Saudi Arabia’s Foreign Minister Prince Faisal bin Farhan Al Saud has said progress was being made towards ending the Yemen war, in which Riyadh leads a military coalition. But, he stated more work was needed, including reinstating a truce and transitioning to a permanent ceasefire.

Speaking on a panel at the World Economic Forum in Davos, Switzerland, the diplomat noted the eight-year conflict would only be resolved through a political settlement.

Al Saud added the kingdom was also trying to find a path to dialogue with Iran as the best way to resolve differences over several conflicts, including the one in Yemen.

Speaking on the same panel, the United Nations envoy for Yemen, Hans Grundberg, stressed ending the war in Yemen “will not be easy” and mistrust remains, but that serious steps have been taken recently.

On Monday, Grundberg said he was encouraged by what he called an intensification of diplomatic efforts to arrange a new truce in the war there.

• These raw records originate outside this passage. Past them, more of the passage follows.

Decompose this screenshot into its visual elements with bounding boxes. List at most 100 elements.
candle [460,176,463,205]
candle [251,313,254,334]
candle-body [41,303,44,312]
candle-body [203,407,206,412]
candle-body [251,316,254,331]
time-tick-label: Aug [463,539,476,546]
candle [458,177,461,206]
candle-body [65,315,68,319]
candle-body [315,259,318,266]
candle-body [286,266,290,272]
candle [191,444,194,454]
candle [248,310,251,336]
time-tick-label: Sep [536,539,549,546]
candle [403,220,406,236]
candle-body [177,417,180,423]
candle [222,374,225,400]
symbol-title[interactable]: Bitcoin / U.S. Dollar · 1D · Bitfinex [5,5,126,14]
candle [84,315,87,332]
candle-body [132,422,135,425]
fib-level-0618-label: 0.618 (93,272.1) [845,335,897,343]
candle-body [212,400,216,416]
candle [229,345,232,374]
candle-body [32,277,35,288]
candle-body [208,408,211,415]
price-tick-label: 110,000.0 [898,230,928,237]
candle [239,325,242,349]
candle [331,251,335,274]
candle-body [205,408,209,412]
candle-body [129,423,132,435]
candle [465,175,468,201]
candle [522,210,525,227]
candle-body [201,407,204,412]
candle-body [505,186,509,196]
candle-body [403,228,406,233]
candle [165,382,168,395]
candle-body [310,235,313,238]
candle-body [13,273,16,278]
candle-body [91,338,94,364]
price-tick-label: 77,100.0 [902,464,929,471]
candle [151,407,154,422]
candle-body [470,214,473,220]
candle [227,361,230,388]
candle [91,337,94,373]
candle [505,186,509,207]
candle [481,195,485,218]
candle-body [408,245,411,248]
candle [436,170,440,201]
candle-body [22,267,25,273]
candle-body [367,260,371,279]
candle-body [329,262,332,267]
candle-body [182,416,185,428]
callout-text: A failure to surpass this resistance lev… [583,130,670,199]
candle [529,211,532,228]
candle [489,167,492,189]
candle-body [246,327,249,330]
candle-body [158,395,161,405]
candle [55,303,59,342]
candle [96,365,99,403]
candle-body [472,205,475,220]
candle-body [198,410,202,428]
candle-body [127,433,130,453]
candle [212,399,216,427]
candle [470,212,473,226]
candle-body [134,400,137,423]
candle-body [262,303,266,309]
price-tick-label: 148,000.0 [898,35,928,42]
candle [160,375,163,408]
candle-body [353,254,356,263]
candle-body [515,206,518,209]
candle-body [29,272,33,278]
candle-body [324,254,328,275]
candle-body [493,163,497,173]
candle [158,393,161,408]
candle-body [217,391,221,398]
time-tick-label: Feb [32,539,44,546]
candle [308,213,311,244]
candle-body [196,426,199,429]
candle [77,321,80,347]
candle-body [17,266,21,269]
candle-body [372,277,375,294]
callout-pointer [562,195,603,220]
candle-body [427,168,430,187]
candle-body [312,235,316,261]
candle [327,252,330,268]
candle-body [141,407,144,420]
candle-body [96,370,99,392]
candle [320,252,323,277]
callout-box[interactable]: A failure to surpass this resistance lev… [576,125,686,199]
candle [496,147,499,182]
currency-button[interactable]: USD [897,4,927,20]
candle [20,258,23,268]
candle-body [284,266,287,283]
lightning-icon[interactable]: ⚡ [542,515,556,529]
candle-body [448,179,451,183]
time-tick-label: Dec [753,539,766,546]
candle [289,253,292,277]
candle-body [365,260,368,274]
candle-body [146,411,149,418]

Noting the increased diplomacy around Yemen – particularly involving Saudi Arabia and Oman, Grundberg pointed to a possible “step change in the trajectory” of the conflict, calling it “a possibility that should not be wasted and that demands responsible actions”.

The recent diplomatic contacts had helped clarify the parties’ positions, as well as “options for mutually acceptable solutions”, Grundberg added.

But he also cautioned that despite a showing of “general military restraint” by both sides, “a simple miscalculation could reignite a cycle of violence that will be difficult to reverse.”

Saudi Arabia, in collaboration with its Arab allies and with arms and logistics support from the US and other Western states, launched the devastating war on Yemen in March 2015.

The objective was to crush the Houthi movement, which has been running state affairs in the absence of a functional government in Yemen, and reinstall the Riyadh-friendly regime of Abd Rabbuh Mansour Hadi.

While the Saudi-led coalition has failed to achieve any of its objectives, the war has killed hundreds of thousands of Yemenis and spawned the world’s worst humanitarian crisis.